Data Improvements & Implementation of Urgency Related Groups (URGs)

“To further enable the use of PET for strategic policy development and evaluation, we advocate for further improvements to the Patient Experience Time dataset to be prioritised within short- and medium-term strategic planning in this area. First, we advocate for the development and implementation of Urgency Related Group classifications within Unscheduled Care settings in Ireland as this would allow identification of the resource requirement and reason for presentation to unscheduled care for each patient. Second, data improvements to existing reporting should be sought, including improvements to unclassified characteristics for some patients within the PET dataset, and the collection and reporting of PPSNs for each presentation.”

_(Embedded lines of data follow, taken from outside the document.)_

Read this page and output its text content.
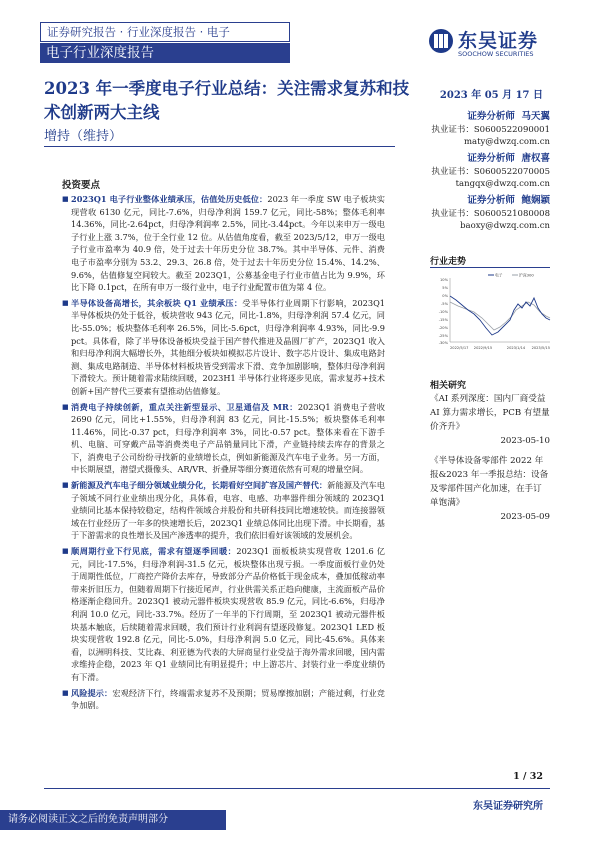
证券研究报告 · 行业深度报告 · 电子
电子行业深度报告
东吴证券
SOOCHOW SECURITIES
2023 年一季度电子行业总结：关注需求复苏和技术创新两大主线
增持（维持）
2023 年 05 月 17 日
证券分析师 马天翼
执业证书：S0600522090001
maty@dwzq.com.cn
证券分析师 唐权喜
执业证书：S0600522070005
tangqx@dwzq.com.cn
证券分析师 鲍娴颖
执业证书：S0600521080008
baoxy@dwzq.com.cn
投资要点
■ 2023Q1 电子行业整体业绩承压，估值处历史低位：2023 年一季度 SW 电子板块实现营收 6130 亿元，同比-7.6%，归母净利润 159.7 亿元，同比-58%；整体毛利率 14.36%，同比-2.64pct，归母净利润率 2.5%，同比-3.44pct。今年以来申万一级电子行业上涨 3.7%，位于全行业 12 位。从估值角度看，截至 2023/5/12，申万一级电子行业市盈率为 40.9 倍，处于过去十年历史分位 38.7%。其中半导体、元件、消费电子市盈率分别为 53.2、29.3、26.8 倍，处于过去十年历史分位 15.4%、14.2%、9.6%，估值修复空间较大。截至 2023Q1，公募基金电子行业市值占比为 9.9%，环比下降 0.1pct，在所有申万一级行业中，电子行业配置市值为第 4 位。
■ 半导体设备高增长，其余板块 Q1 业绩承压：受半导体行业周期下行影响，2023Q1 半导体板块仍处于低谷，板块营收 943 亿元，同比-1.8%，归母净利润 57.4 亿元，同比-55.0%；板块整体毛利率 26.5%，同比-5.6pct，归母净利润率 4.93%，同比-9.9 pct。具体看，除了半导体设备板块受益于国产替代推进及晶圆厂扩产，2023Q1 收入和归母净利润大幅增长外，其他细分板块如模拟芯片设计、数字芯片设计、集成电路封测、集成电路制造、半导体材料板块皆受到需求下滑、竞争加剧影响，整体归母净利润下滑较大。预计随着需求陆续回暖，2023H1 半导体行业将逐步见底，需求复苏+技术创新+国产替代三要素有望推动估值修复。
■ 消费电子持续创新，重点关注新型显示、卫星通信及 MR：2023Q1 消费电子营收 2690 亿元，同比+1.55%，归母净利润 83 亿元，同比-15.5%；板块整体毛利率 11.46%，同比-0.37 pct，归母净利润率 3%，同比-0.57 pct。整体来看在下游手机、电脑、可穿戴产品等消费类电子产品销量同比下滑，产业链持续去库存的背景之下，消费电子公司纷纷寻找新的业绩增长点，例如新能源及汽车电子业务。另一方面，中长期展望，潜望式摄像头、AR/VR、折叠屏等细分赛道依然有可观的增量空间。
■ 新能源及汽车电子细分领域业绩分化，长期看好空间扩容及国产替代：新能源及汽车电子领域不同行业业绩出现分化，具体看，电容、电感、功率器件细分领域的 2023Q1 业绩同比基本保持较稳定，结构件领域合并股份和共研科技同比增速较快。而连接器领域在行业经历了一年多的快速增长后，2023Q1 业绩总体同比出现下滑。中长期看，基于下游需求的良性增长及国产渗透率的提升，我们依旧看好该领域的发展机会。
■ 顺周期行业下行见底，需求有望逐季回暖：2023Q1 面板板块实现营收 1201.6 亿元，同比-17.5%，归母净利润-31.5 亿元，板块整体出现亏损。一季度面板行业仍处于周期性低位，厂商控产降价去库存，导致部分产品价格低于现金成本，叠加低稼动率带来折旧压力，但随着周期下行接近尾声，行业供需关系正趋向健康，主流面板产品价格逐渐企稳回升。2023Q1 被动元器件板块实现营收 85.9 亿元，同比-6.6%，归母净利润 10.0 亿元，同比-33.7%。经历了一年半的下行周期，至 2023Q1 被动元器件板块基本触底，后续随着需求回暖，我们预计行业利润有望逐段修复。2023Q1 LED 板块实现营收 192.8 亿元，同比-5.0%，归母净利润 5.0 亿元，同比-45.6%。具体来看，以洲明科技、艾比森、利亚德为代表的大屏商显行业受益于海外需求回暖，国内需求维持企稳，2023 年 Q1 业绩同比有明显提升；中上游芯片、封装行业一季度业绩仍有下滑。
■ 风险提示：宏观经济下行，终端需求复苏不及预期；贸易摩擦加剧；产能过剩，行业竞争加剧。
行业走势
10%
5%
0%
-5%
-10%
-15%
-20%
-25%
-30%
2022/5/17 2022/9/15	2023/1/14 2023/5/15
电子	沪深300
相关研究
《AI 系列深度：国内厂商受益AI 算力需求增长，PCB 有望量价齐升》
2023-05-10
《半导体设备零部件 2022 年报&2023 年一季报总结：设备及零部件国产化加速，在手订单饱满》
2023-05-09
1 / 32
东吴证券研究所
请务必阅读正文之后的免责声明部分
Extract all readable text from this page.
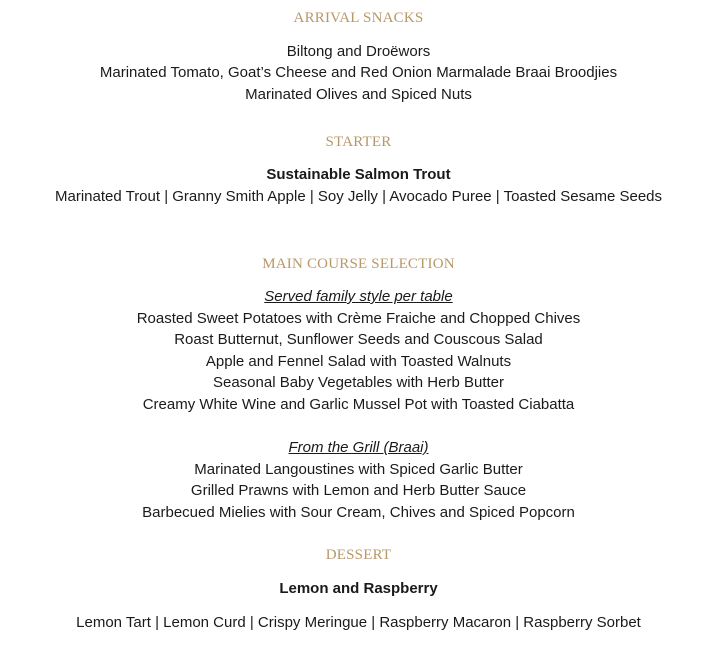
ARRIVAL SNACKS
Biltong and Droëwors
Marinated Tomato, Goat’s Cheese and Red Onion Marmalade Braai Broodjies
Marinated Olives and Spiced Nuts
STARTER
Sustainable Salmon Trout
Marinated Trout | Granny Smith Apple | Soy Jelly | Avocado Puree | Toasted Sesame Seeds
MAIN COURSE SELECTION
Served family style per table
Roasted Sweet Potatoes with Crème Fraiche and Chopped Chives
Roast Butternut, Sunflower Seeds and Couscous Salad
Apple and Fennel Salad with Toasted Walnuts
Seasonal Baby Vegetables with Herb Butter
Creamy White Wine and Garlic Mussel Pot with Toasted Ciabatta
From the Grill (Braai)
Marinated Langoustines with Spiced Garlic Butter
Grilled Prawns with Lemon and Herb Butter Sauce
Barbecued Mielies with Sour Cream, Chives and Spiced Popcorn
DESSERT
Lemon and Raspberry
Lemon Tart | Lemon Curd | Crispy Meringue | Raspberry Macaron | Raspberry Sorbet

Spending Review 2023 Hospital Performance: An Analysis of Unscheduled Care Activity 2017 – 2022 provides an analysis of patient level Unscheduled Care data recorded in the Patient Experience Time dataset over the period 2017-2022.  It has been compiled by Conan Shine and Mark Hennessy Irish Government Economic and Evaluation Service Research Services & Policy Unit, Department of Health September 2023.

This paper provides an analysis of patient level Unscheduled Care data recorded in the Patient Experience Time dataset over the period 2017-2022. It provides numerous insights into patient characteristics and outcomes in Unscheduled Care environments, including in relation to their age, admission probability, clinical need, mode of arrival and whether they have a referral. The findings of the paper either have overt or indirect implications for strategic policy development for Unscheduled Care in Ireland.

The paper identifies data gaps for Unscheduled Care in Ireland, as well as opportunities for future research to further develop understanding. The authors say that where possible, the PET dataset should be leveraged to provide bespoke ex-ante evaluation of interventions to improve outcomes and reduce pressures in Unscheduled Care. In addition, the data environment should be improved with the provision of better data on patient clinical characteristics (via Urgency Related Groups), rectification of data gaps, and the provision of more extensive data on interventions and costs used within each Winter/ n-year Unscheduled Care plan.